Looking back, I see two women, both wounded, both stubborn, both imperfect. My mom, who lost her own mother at thirteen in a drunk driving accident, never really had a model for how to work through loss or conflict. My first wife, carrying unresolved pain from her own childhood, was still searching for emotional security. And me, I was a young man who wasn’t assertive enough to bridge the gap, I wasn’t able to see things clearly. I see that now. I see that my mom, through my ex-wife’s mental health and deeper problems, was trying to help.
Becoming a parent myself, I’ve realized the hardest part of adulthood isn’t finding out your parents are flawed, it’s learning to love them even more because of it.
My birthday dinner with my mom and Aunt Joyce was filled with laughter and old rivalries. The two of them, now roommates, sharing life as they age, traded teasing barbs over long-past grievances.
One especially funny moment: a conversation about hair color turned into a playful jab. My aunt, the elder and typically more reserved, turned to my mom and said, “You were such a pansy-ass,” remembering how my mom used to cry when their mother combed her hair. I laughed so hard. That fight? It’s at least seventy years old. Some things never change.
And that’s part of the beauty.
“In her eyes, I am still her son. Still that boy under the blanket, waiting to be seen.”

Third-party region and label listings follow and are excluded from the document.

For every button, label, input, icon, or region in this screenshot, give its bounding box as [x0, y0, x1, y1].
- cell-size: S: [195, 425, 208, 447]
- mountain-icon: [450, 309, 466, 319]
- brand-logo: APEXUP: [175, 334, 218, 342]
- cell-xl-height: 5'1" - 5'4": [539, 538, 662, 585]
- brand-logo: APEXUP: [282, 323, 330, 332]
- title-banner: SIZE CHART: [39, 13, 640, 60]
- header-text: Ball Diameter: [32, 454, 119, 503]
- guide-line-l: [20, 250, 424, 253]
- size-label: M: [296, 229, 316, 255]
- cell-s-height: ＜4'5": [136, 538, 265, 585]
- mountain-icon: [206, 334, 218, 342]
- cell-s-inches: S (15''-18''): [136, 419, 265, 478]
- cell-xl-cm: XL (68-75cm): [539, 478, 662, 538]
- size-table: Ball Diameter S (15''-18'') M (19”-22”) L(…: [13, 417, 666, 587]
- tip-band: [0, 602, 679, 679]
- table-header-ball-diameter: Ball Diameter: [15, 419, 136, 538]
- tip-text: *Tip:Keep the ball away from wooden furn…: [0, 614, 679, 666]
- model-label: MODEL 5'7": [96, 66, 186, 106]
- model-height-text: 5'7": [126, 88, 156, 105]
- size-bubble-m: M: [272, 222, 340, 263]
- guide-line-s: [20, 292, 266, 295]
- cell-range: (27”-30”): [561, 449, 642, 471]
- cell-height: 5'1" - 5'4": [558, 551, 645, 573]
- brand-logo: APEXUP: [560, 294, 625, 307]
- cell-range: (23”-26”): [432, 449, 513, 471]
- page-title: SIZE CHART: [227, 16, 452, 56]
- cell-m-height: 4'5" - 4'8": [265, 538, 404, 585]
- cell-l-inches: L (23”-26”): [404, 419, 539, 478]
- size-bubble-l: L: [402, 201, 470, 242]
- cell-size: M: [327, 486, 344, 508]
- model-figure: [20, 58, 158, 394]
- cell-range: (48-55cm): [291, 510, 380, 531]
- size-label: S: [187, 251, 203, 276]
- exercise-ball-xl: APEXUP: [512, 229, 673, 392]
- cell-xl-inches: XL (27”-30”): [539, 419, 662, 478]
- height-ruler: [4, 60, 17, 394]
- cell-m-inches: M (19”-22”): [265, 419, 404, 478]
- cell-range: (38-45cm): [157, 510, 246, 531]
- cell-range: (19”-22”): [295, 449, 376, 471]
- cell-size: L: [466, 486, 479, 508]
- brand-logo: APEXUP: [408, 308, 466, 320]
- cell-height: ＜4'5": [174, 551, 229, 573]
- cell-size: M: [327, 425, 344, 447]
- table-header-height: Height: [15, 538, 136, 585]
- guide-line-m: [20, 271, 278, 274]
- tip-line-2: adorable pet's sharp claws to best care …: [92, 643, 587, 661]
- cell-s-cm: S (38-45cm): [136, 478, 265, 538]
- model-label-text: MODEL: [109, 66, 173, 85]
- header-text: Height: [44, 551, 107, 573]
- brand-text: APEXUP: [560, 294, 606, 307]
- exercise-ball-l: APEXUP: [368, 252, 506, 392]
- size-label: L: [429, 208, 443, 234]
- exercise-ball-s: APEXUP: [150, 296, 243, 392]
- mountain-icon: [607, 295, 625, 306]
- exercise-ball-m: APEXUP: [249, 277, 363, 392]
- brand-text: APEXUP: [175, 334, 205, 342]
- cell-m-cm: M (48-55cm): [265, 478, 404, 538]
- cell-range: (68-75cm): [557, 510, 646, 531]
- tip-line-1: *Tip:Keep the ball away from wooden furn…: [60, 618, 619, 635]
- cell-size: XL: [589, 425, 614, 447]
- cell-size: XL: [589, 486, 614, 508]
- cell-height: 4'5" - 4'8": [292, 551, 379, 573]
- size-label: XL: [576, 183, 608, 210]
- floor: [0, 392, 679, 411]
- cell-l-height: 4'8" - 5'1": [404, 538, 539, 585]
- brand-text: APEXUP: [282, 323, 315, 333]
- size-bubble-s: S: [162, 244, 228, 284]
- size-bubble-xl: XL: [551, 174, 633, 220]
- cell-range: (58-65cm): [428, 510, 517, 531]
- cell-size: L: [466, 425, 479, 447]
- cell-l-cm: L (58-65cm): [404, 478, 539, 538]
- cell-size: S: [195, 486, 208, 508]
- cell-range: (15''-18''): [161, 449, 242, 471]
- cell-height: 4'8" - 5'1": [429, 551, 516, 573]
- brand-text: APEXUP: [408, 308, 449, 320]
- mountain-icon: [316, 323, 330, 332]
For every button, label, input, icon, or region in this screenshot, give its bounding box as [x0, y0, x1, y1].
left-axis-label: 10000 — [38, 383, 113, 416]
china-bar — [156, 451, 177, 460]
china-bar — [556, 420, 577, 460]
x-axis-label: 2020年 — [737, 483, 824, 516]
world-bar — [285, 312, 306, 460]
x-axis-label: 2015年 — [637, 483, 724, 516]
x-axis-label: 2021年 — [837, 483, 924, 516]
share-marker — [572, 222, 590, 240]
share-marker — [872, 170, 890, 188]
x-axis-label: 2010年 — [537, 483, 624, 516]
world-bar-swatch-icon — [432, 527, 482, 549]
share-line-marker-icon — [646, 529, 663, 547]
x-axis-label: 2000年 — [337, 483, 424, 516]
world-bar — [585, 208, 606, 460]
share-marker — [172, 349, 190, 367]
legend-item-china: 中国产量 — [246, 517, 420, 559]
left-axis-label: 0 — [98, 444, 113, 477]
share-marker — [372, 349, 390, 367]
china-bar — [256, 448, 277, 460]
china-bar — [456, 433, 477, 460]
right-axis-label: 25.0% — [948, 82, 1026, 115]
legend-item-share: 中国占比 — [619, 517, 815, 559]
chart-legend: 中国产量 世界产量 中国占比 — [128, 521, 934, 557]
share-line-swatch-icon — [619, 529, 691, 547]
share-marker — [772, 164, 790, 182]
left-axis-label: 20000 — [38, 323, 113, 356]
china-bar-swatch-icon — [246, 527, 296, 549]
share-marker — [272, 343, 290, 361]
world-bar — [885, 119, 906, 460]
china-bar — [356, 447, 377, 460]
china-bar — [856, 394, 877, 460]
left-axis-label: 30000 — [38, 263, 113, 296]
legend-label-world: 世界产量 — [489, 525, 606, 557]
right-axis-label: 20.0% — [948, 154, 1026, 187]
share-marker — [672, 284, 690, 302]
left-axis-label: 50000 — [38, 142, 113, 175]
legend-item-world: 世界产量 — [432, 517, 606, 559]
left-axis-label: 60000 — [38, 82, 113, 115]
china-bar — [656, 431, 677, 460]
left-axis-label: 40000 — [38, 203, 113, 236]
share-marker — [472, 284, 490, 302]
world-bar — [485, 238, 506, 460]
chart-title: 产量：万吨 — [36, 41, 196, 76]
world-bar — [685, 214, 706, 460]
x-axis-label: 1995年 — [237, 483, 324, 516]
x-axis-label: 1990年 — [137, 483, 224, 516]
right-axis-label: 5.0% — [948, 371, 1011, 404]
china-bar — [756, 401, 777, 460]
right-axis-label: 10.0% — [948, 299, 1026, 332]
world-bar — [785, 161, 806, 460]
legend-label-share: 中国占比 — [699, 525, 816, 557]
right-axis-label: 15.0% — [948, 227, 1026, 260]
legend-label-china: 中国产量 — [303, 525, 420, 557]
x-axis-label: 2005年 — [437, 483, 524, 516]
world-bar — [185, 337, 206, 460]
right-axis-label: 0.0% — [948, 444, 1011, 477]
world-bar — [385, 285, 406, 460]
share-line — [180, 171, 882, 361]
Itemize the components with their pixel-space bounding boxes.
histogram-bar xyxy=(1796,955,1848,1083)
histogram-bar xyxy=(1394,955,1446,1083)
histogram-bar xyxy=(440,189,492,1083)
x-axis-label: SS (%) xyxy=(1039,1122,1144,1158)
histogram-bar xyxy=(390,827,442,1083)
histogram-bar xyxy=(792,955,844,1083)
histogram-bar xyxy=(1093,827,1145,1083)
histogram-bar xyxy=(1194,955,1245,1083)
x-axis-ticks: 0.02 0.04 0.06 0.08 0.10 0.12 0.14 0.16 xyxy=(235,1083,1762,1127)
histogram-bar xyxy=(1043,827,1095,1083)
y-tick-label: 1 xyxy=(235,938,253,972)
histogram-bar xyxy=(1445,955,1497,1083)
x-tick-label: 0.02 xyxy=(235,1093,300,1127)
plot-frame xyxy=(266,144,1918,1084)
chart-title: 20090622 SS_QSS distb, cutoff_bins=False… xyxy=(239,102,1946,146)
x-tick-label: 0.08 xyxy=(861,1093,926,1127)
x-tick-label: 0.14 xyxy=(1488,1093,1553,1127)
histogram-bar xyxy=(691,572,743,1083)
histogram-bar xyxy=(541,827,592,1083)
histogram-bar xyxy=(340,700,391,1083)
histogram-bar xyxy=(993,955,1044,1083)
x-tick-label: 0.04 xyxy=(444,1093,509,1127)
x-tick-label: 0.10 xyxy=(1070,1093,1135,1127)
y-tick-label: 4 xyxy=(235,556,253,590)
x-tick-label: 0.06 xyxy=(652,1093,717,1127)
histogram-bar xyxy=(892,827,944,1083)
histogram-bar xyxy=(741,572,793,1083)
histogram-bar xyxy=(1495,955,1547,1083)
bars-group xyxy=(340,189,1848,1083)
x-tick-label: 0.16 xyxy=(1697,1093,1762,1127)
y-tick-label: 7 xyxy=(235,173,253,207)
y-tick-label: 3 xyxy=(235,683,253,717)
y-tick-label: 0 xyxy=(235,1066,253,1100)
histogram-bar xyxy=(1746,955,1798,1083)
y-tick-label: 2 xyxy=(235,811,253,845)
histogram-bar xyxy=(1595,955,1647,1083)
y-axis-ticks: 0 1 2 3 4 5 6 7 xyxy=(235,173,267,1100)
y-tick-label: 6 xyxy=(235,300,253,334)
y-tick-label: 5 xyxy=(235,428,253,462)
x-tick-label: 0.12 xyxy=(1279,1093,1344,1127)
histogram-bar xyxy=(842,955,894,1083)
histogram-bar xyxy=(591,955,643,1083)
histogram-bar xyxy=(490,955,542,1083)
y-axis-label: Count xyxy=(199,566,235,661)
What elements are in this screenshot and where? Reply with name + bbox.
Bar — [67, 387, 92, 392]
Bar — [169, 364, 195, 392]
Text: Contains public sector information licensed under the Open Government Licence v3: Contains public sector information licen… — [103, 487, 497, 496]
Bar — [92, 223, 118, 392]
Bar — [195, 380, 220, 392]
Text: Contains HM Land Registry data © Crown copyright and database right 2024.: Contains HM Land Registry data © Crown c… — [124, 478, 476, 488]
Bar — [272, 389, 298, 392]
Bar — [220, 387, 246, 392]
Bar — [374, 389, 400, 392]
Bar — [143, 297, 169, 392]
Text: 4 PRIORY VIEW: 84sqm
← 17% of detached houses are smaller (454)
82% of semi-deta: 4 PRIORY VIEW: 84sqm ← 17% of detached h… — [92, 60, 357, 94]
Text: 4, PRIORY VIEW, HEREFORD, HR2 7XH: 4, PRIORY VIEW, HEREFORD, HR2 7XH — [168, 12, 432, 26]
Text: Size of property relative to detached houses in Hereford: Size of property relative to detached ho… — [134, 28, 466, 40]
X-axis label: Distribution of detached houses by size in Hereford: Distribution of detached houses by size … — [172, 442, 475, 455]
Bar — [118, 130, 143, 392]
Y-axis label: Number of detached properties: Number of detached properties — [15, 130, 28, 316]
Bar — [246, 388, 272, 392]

When it came time to share the news about Xue, my wife, and our child on the way, I was nervous. My mom is a loving person, but not always the most skilled communicator. She can be passive-aggressive, and I wasn’t sure how she’d take it.
I invited her and my Aunt Joyce over for Mother’s Day dinner. I told them everything, my relationship, the marriage, the baby. My mom was stunned. Quiet. But she listened. And the next day, she called with questions, not accusations. She wanted to understand Xue, especially her faith.
Since then, she’s been nothing but supportive. She’s extended love and grace, and even tried to help my son better understand me. That’s what love looks like, not loud declarations, but steady presence.
My mom and I have shared decades of joy and pain. We’ve seen each other at our worst and our best. We’ve hurt each other and helped each other heal.
In her eyes, I am still her son. Still that boy under the blanket, waiting to be seen. And in my heart, she is still the one I run to at the fair.
Time runs slower with them. And soon, I’ll be far away, moving to China for a new chapter in my life. Thousands of miles will separate us, but what she gave me can’t be measured in distance. It lives in my voice, in the way I hold my child, in the way I love.
I wouldn’t trade a single second of it.